Like all transitions, this one comes with sober celebrations, if those two paradoxical words can both be true. This week has been sobering at every turn. Ukraine first and foremost, hundreds of innocent civilians dead, children with disabilities stuck in the crossfire, over a million of those who could run displaced indefinitely, a raw reminder of the way power can be wielded for evil and greed. All while other conflicts smoulder on in Africa off-camera and out of mind as well. Meanwhile the background broken world keeps scratching us with its sharp edges. One of our two loyal dogs waiting for us in Uganda bravely battled a cobra on our porch just before we were to return, and though Bwindi managed to kill the snake, she did not survive the venomous bite. All creation groans, per Romans 8, and that is certainly true for Bwindi and for us. Loss of our beloved dog (a birthday gift to Scott two years ago) the very week we return, as other Serge friends lost theirs to illness this week too as they prepared to leave, well it just felt like a lot of grief. Our rental car to get to the airport was canceled yesterday, and our COVID testing appointment today got canceled at the last minute due to a printer malfunction, both issues adding hours of work-arounds in a week that did not seem to have spare hours. And none of that even touches the truly sobering issues of our hearts: leaving our kids and moms on this continent, returning to a place that is hard to reach and 8-11 hours off their time zones, making ourselves unavailable to their lives. 

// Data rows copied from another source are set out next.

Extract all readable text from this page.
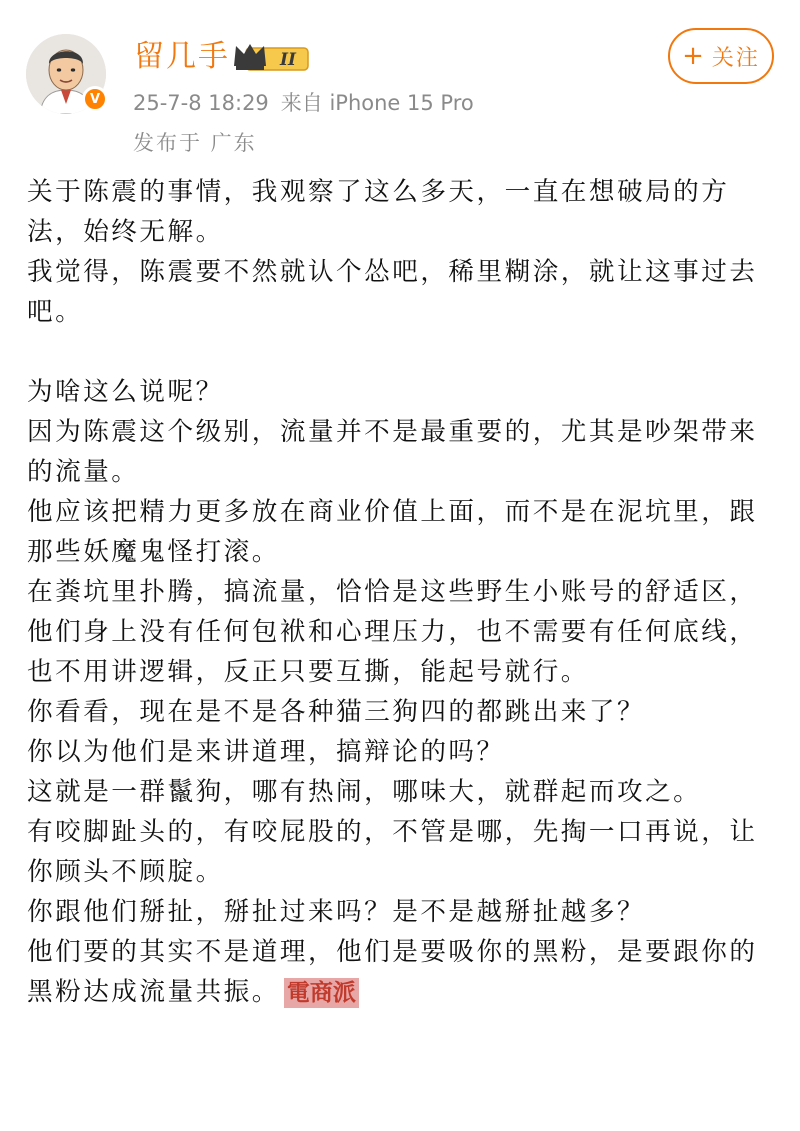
V
留几手	II
25-7-8 18:29 来自 iPhone 15 Pro
发布于 广东
+ 关注

关于陈震的事情，我观察了这么多天，一直在想破局的方法，始终无解。

我觉得，陈震要不然就认个怂吧，稀里糊涂，就让这事过去吧。

为啥这么说呢？

因为陈震这个级别，流量并不是最重要的，尤其是吵架带来的流量。

他应该把精力更多放在商业价值上面，而不是在泥坑里，跟那些妖魔鬼怪打滚。

在粪坑里扑腾，搞流量，恰恰是这些野生小账号的舒适区，他们身上没有任何包袱和心理压力，也不需要有任何底线，也不用讲逻辑，反正只要互撕，能起号就行。

你看看，现在是不是各种猫三狗四的都跳出来了？

你以为他们是来讲道理，搞辩论的吗？

这就是一群鬣狗，哪有热闹，哪味大，就群起而攻之。

有咬脚趾头的，有咬屁股的，不管是哪，先掏一口再说，让你顾头不顾腚。

你跟他们掰扯，掰扯过来吗？是不是越掰扯越多？

他们要的其实不是道理，他们是要吸你的黑粉，是要跟你的黑粉达成流量共振。 電商派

And yet we celebrate, anyway, like the Apostle Paul writing in Phil 4:4, not because everything is neatly ordered according to our will and definitely not because everything is so much enviable fun. We celebrate the deeper truths that undergird us, available in glimpses if we pay attention. Actually in this case, pretty glaringly obvious: the mercy of God that I (Jennifer) am alive, and miraculously far enough along the long road of healing to start working. We celebrate the kindness of so many who prayed, loved, wrote, called, visited, gave, cared, the community that held us up when we had nothing to give, and now enables us to keep going. We celebrate the daffodils peaking out another year as winter recedes, the two new families approved to join Serge in East and Central Africa today, the visit of the Johnson kids back to Bundibugyo a decade after unexpectedly leaving when their dad got cancer, the record enrolment at Christ School after Uganda's COVID shut down became the longest in the world, new businesses and water projects and residency programs and creative work. We celebrate the reminders that love is stronger than death. That the resurrection reverses all the powers of evil.

Thanks to all who read this blog and have prayed and hoped to see this return, to all those we left in Uganda, Kenya, Congo, Burundi, Rwanda and Malawi whom we long to see and hold in our hearts. And please keep reading and praying with us. We've been limping along with our own unique mistakes and inadequacies for almost 29 years now, at times causing disappointment while trying to instill hope. This time on return we really feel the reality of our limits. I'm so much better, but I'm still impaired in energy, balance, vision, memory, speed. The docs at WVU cleared me to practice medicine but I know I need more rest, a healthy pace, and saying no. The return to work will put more pressure on Scott's already full plate. We go back with a God who can do beyond what we ask or imagine, and this time we see more clearly than ever how much we must lean into that. Even the numerous sobering setbacks of this week reinforce the truth: life is heavy and sober, and yet full of reasons to celebrate. 

So celebrate with us the upcoming trip, and stay soberly with us in prayer. Next message, D.V., from Uganda!